Ben Zahn: “There’s an employee there that has done a lot. All of our employees did a lot of work. But you have one employee that has done consistent work throughout different hours, before 8:30 AM and past 4:30 PM.”

lee: “No other parish or entity has done that?”

zahn: “I understand. Maybe they don’t have a Chad Pitfield.”

The 2002 policy directs salaried employees to earn extra pay while the City of Kenner is closed due to an emergency. There are still questions about why Kenner continued to pay Pitfield and other employees, after the city reopened in late September.

Zurik: “But you’re not following the policy.”

Zahn: “Well, most administrations have never had to deal with what you’re looking at here. City Hall, does this look open? This city hall right here is not open.” Zurik: “But the city government’s open.” Zahn: “City government’s open… and city government had to continue in some type of form. And that’s what we continued to do.”

Zurik: “But late September, city government, the offices reopened.” Zahn: “You’re going on a on a Facebook post that we put out, not a legal document. There’s a legal way of doing it.

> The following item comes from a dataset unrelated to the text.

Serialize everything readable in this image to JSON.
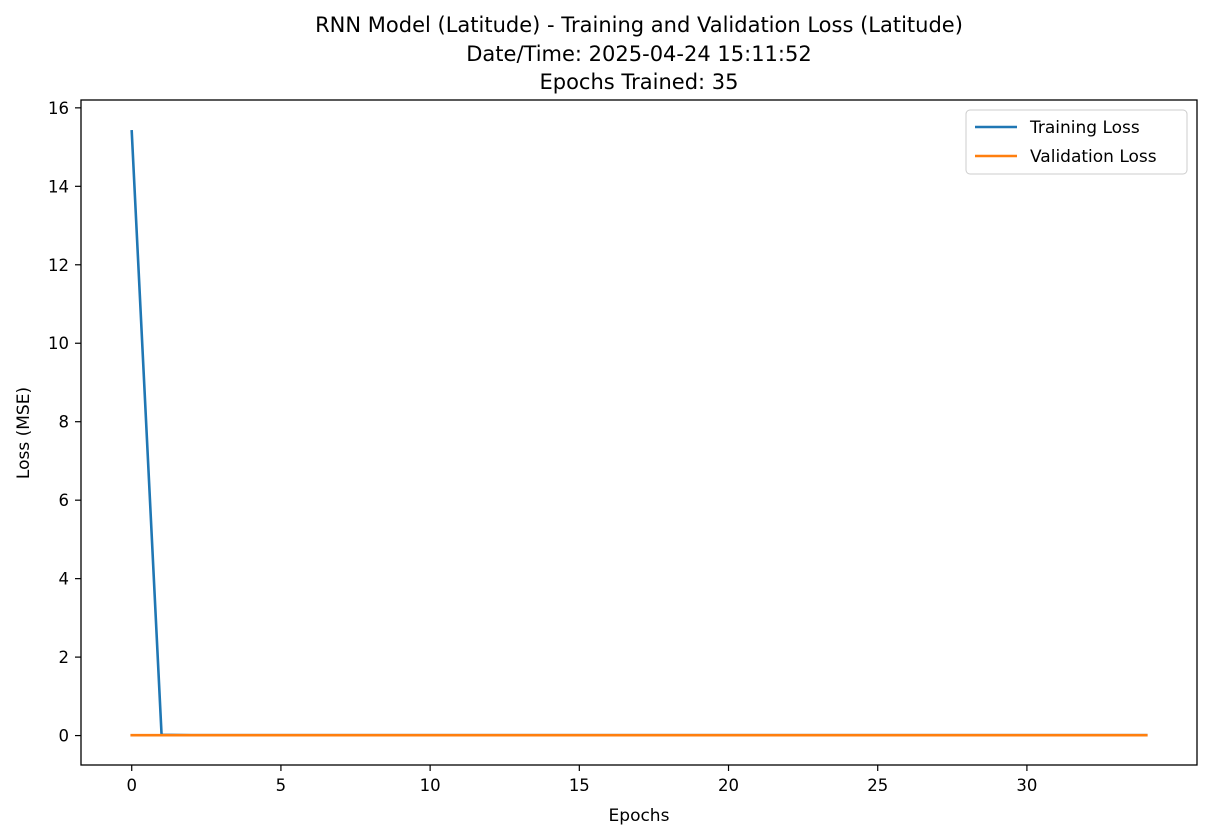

There was a Facebook post, we went on a Facebook post that we were restoring City Hall to the people of Kenner. Like I said, City Hall has never taken this much devastation before.” Zurik: “But the city was open.” Zahn: “City, well, city was open.” Zurik: “City government was open. The policy says for employees who essentially aren’t essential and they don’t come into work, they can stay at home but still get paid. And then the people who are working, who are essential, are still get their money, but then they also get this additional money for any hours they are working. Well, those employees who were at home had returned to work and we’re getting paid.” Zahn: “Correct.” Zurik: “So the policy was not being followed.” Zahn: “Right. The policy was written by another was written years ago. We were following the policy to where we felt we needed to follow it.”

Kenner Councilmember Tom Wilmott wants reforms to the current disaster pay system. Under his new proposal, employees could only be paid disaster pay for five days. Anything beyond that would need to be approved by the Kenner Council.